Le lymphome de Burkitt classique est endémique en Afrique centrale et représente 30% des lymphomes de l'enfant aux États-Unis. La forme endémique africaine débute souvent par une augmentation de volume des os de la mâchoire ou du visage.

Dans le lymphome de Burkitt non africain sporadique, l'atteinte abdominale prédomine, souvent localisée dans la région de la valvule iléo-caecale ou du mésentère. La tumeur peut provoquer une obstruction de l'intestin. Des sites extranodaux tels que le cerveau ou d'autres organes solides peuvent également être atteints. Chez l'adulte, la masse tumorale peut être importante et la maladie généralisée avec atteinte du foie, de la rate et de la moelle osseuse. L'atteinte du système nerveux central est souvent présente au diagnostic ou au moment de la rechute du lymphome.

Le lymphome de Burkitt est la tumeur humaine à croissance la plus rapide dont l'anatomopathologie révèle un taux mitotique élevé, une prolifération monoclonale de lymphocytes B, et un motif "en ciel étoilé " de macrophages bénins qui ont englouti des lymphocytes malins apoptotiques. Sur les scintigraphies FDG-PET, les tumeurs sont hautement hyper-métaboliques. Il existe une translocation génétique caractéristique impliquant le gène C-myc sur le chromosome 8 et le gène de chaîne lourde des immunoglobulines sur le chromosome 14. La maladie est étroitement associée au virus Epstein-Barr dans le lymphome endémique; cependant, le rôle étiologique du virus Epstein-Barr reste incertain. Le lymphome de Burkitt est fréquent au cours du VIH/SIDA et fait partie des affections le définissant.

Diagnostic

  • Biopsie ganglionnaire ou biopsie de moelle osseuse

  • Rarement, laparoscopie

Le diagnostic repose sur la biopsie d'un ganglion ou d'un organe éventuellement atteint, comme la moelle osseuse. Rarement, une laparoscopie peut être pratiquée à la fois pour le diagnostic et pour le traitement. La classification par stades comprend l'imagerie des tumeurs FDG-PET/TDM; si non disponible, une TDM du thorax, de l'abdomen et du bassin peut être effectuée à sa place. Les patients doivent également subir une biopsie de la moelle osseuse, une cytologie du LCR et des études en laboratoire comprenant la LDH. Les procédures de classification doivent être exécutées rapidement en raison de la rapidité de croissance de la tumeur.

Traitement

  • Chimiothérapie intensive

Le traitement doit être initié rapidement parce que les tumeurs se développent rapidement.
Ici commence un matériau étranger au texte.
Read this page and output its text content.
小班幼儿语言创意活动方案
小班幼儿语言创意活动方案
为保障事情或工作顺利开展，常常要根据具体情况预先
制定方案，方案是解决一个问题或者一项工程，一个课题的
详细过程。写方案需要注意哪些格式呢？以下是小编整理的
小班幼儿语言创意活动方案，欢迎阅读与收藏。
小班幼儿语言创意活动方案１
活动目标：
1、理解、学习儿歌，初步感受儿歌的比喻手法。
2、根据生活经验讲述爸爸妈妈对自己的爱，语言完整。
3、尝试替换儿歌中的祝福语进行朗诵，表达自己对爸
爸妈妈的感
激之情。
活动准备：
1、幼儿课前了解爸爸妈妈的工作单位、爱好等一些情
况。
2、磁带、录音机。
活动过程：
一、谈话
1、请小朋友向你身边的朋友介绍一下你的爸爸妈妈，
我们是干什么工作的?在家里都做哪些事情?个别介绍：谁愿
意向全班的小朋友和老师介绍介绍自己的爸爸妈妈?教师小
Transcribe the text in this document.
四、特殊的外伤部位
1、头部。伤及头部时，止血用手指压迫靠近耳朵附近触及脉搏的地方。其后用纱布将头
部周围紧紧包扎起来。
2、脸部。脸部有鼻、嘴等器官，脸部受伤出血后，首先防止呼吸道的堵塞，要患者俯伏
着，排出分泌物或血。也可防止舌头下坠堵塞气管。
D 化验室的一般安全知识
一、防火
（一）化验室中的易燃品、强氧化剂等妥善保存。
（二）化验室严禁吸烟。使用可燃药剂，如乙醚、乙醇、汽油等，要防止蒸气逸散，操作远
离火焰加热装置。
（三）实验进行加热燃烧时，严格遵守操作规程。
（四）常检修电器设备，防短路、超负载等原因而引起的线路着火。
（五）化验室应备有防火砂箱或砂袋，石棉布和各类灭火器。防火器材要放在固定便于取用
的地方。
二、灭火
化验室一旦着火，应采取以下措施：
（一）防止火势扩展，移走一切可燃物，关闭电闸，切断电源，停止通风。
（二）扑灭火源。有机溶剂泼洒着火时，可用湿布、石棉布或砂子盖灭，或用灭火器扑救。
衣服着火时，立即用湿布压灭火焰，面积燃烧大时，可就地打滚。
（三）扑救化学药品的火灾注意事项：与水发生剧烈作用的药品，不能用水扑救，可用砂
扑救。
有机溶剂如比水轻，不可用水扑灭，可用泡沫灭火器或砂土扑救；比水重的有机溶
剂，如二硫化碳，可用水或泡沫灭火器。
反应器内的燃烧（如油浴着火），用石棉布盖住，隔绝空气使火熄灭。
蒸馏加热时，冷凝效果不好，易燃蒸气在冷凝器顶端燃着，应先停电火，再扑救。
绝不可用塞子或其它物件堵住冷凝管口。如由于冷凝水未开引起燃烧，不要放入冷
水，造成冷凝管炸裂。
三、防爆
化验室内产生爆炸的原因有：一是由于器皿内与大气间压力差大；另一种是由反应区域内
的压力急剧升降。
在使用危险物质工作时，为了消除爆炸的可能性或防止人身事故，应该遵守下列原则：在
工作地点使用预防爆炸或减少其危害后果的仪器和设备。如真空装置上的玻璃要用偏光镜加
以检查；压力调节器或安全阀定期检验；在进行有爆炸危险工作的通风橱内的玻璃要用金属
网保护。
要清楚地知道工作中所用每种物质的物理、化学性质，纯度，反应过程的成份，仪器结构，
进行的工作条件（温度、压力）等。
Une polychimiothérapie intensive alternée de cyclophosphamide, vincristine, doxorubicine, méthotrexate, ifosfamide, étoposide, cytarabine (CODOX-M/IVAC) plus rituximab donne un taux de guérison > 80% chez l'enfant et l'adulte < 60 ans. Pour les patients de > 60 ans, des schémas tels que rituximab plus étoposide, prednisone, vincristine (Oncovin) et doxorubicine (à doses R-EPOCH ajustées) sont également couramment utilisés avec succès. En l'absence de métastase du système nerveux central, la prophylaxie du système nerveux central est essentielle.
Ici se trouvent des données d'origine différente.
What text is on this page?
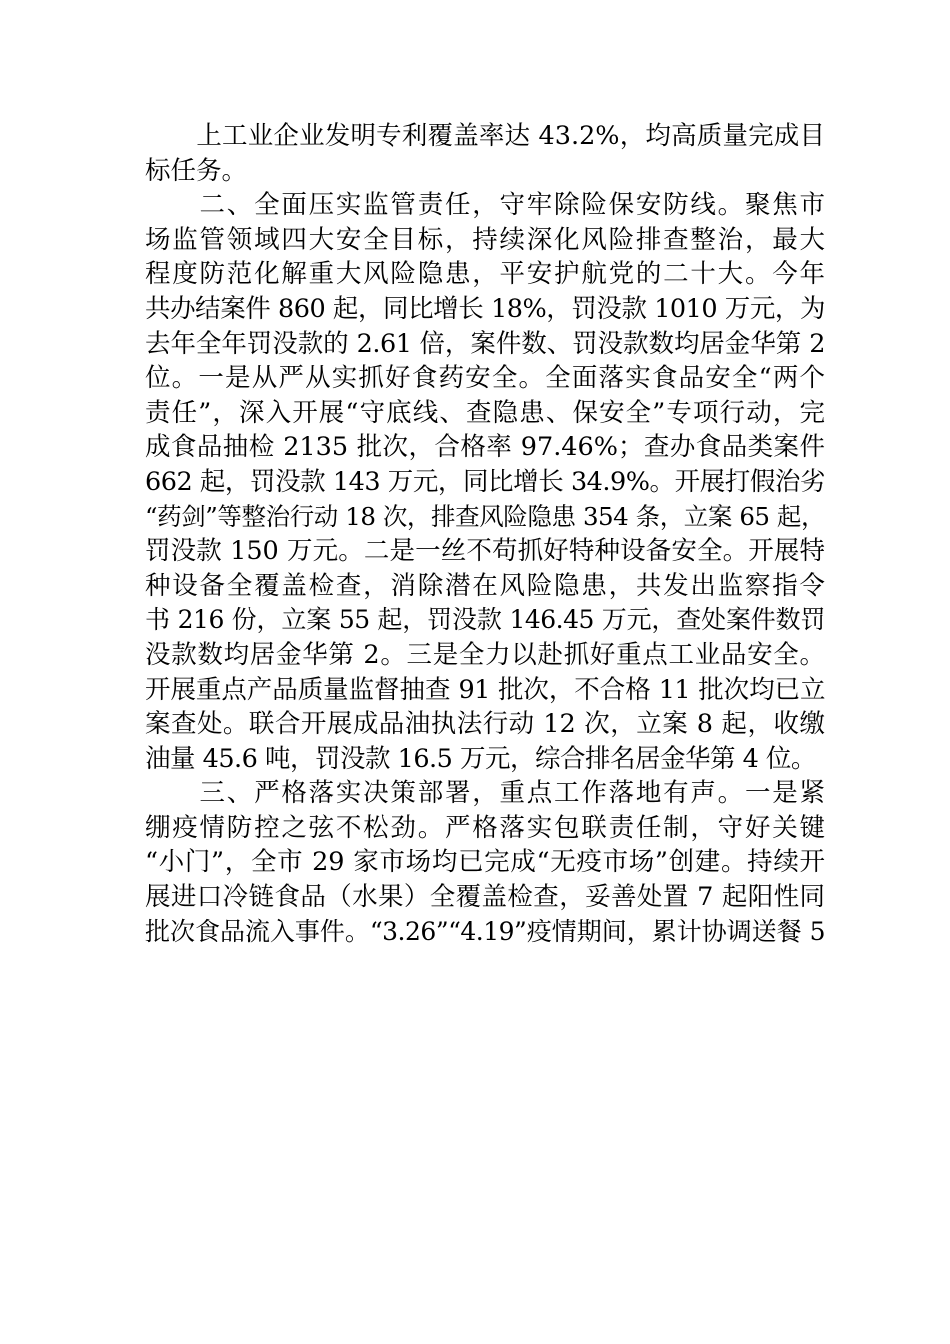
　　上工业企业发明专利覆盖率达 43.2%，均高质量完成目
标任务。
　　二、全面压实监管责任，守牢除险保安防线。聚焦市
场监管领域四大安全目标，持续深化风险排查整治，最大
程度防范化解重大风险隐患，平安护航党的二十大。今年
共办结案件 860 起，同比增长 18%，罚没款 1010 万元，为
去年全年罚没款的 2.61 倍，案件数、罚没款数均居金华第 2
位。一是从严从实抓好食药安全。全面落实食品安全“两个
责任”，深入开展“守底线、查隐患、保安全”专项行动，完
成食品抽检 2135 批次，合格率 97.46%；查办食品类案件
662 起，罚没款 143 万元，同比增长 34.9%。开展打假治劣
“药剑”等整治行动 18 次，排查风险隐患 354 条，立案 65 起，
罚没款 150 万元。二是一丝不苟抓好特种设备安全。开展特
种设备全覆盖检查，消除潜在风险隐患，共发出监察指令
书 216 份，立案 55 起，罚没款 146.45 万元，查处案件数罚
没款数均居金华第 2。三是全力以赴抓好重点工业品安全。
开展重点产品质量监督抽查 91 批次，不合格 11 批次均已立
案查处。联合开展成品油执法行动 12 次，立案 8 起，收缴
油量 45.6 吨，罚没款 16.5 万元，综合排名居金华第 4 位。
　　三、严格落实决策部署，重点工作落地有声。一是紧
绷疫情防控之弦不松劲。严格落实包联责任制，守好关键
“小门”，全市 29 家市场均已完成“无疫市场”创建。持续开
展进口冷链食品（水果）全覆盖检查，妥善处置 7 起阳性同
批次食品流入事件。“3.26”“4.19”疫情期间，累计协调送餐 5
Un syndrome de lyse tumorale est fréquent au cours du traitement et les patients doivent recevoir une hydratation IV, de l'allopurinol souvent avec de la rasburicase et une alcalinisation, associés à une surveillance étroite de l'ionogramme (notamment K, P et Ca). Certains patients peuvent nécessiter une dialyse pour une hyperkaliémie.
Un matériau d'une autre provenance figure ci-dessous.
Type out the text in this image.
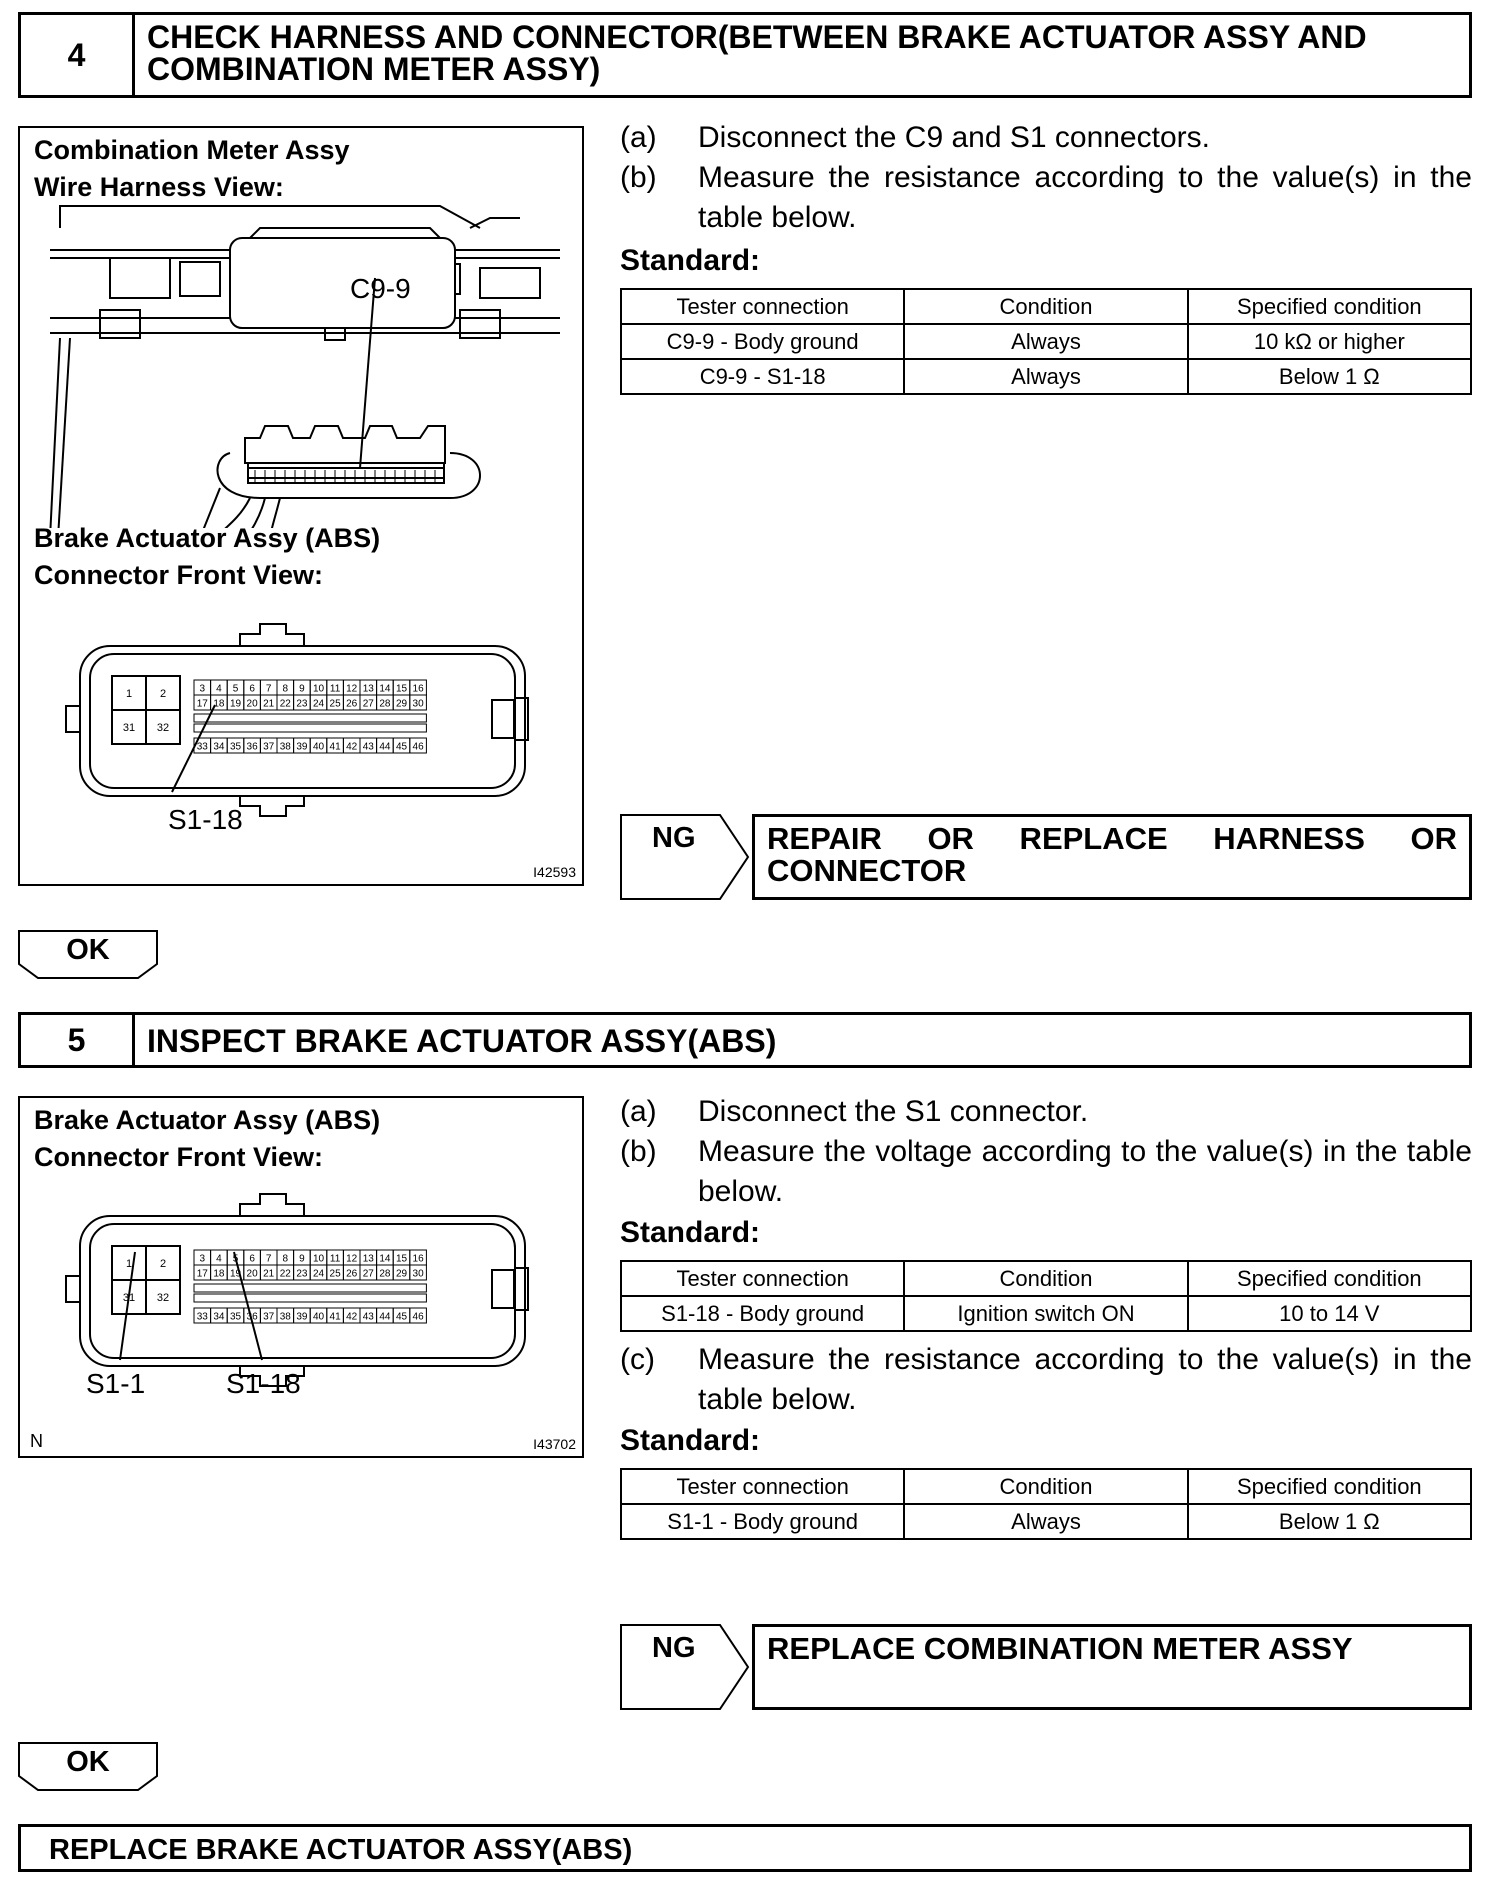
4	CHECK HARNESS AND CONNECTOR(BETWEEN BRAKE ACTUATOR ASSY AND COMBINATION METER ASSY)
Combination Meter Assy
Wire Harness View:
C9-9
Brake Actuator Assy (ABS)
Connector Front View:
1	2
31 32
3 4 5 6 7 8 9 10 11 12 13 14 15 16
17 18 19 20 21 22 23 24 25 26 27 28 29 30
33 34 35 36 37 38 39 40 41 42 43 44 45 46
S1-18
I42593
(a) Disconnect the C9 and S1 connectors.
(b) Measure the resistance according to the value(s) in the table below.
Standard:
Tester connection	Condition	Specified condition
C9-9 - Body ground	Always	10 kΩ or higher
C9-9 - S1-18	Always	Below 1 Ω
NG REPAIR OR REPLACE HARNESS OR CONNECTOR
OK
5	INSPECT BRAKE ACTUATOR ASSY(ABS)
Brake Actuator Assy (ABS)
Connector Front View:
1	2
31 32
3 4 5 6 7 8 9 10 11 12 13 14 15 16
17 18 19 20 21 22 23 24 25 26 27 28 29 30
33 34 35 36 37 38 39 40 41 42 43 44 45 46
S1-1	S1-18
N	I43702
(a) Disconnect the S1 connector.
(b) Measure the voltage according to the value(s) in the table below.
Standard:
Tester connection	Condition	Specified condition
S1-18 - Body ground	Ignition switch ON	10 to 14 V
(c) Measure the resistance according to the value(s) in the table below.
Standard:
Tester connection	Condition	Specified condition
S1-1 - Body ground	Always	Below 1 Ω
NG REPLACE COMBINATION METER ASSY
OK
REPLACE BRAKE ACTUATOR ASSY(ABS)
En cas d'occlusion intestinale d'origine tumorale, même lorsque la tumeur a été complètement réséquée lors de la laparotomie initiale thérapeutique ou diagnostique, un traitement agressif reste indiqué, mais un nombre inférieur de cycles peut être nécessaire. Les patients en fin de traitement doivent avoir une réponse métabolique complète à la PET ou une réponse complète à la TDM et dans la moelle osseuse. Les 20% de patients dont l'induction est un échec ou qui rechutent (généralement au cours des 12 premiers mois) ont un mauvais pronostic. Une thérapie de sauvetage ou de nouveaux essais cliniques doivent être envisagés.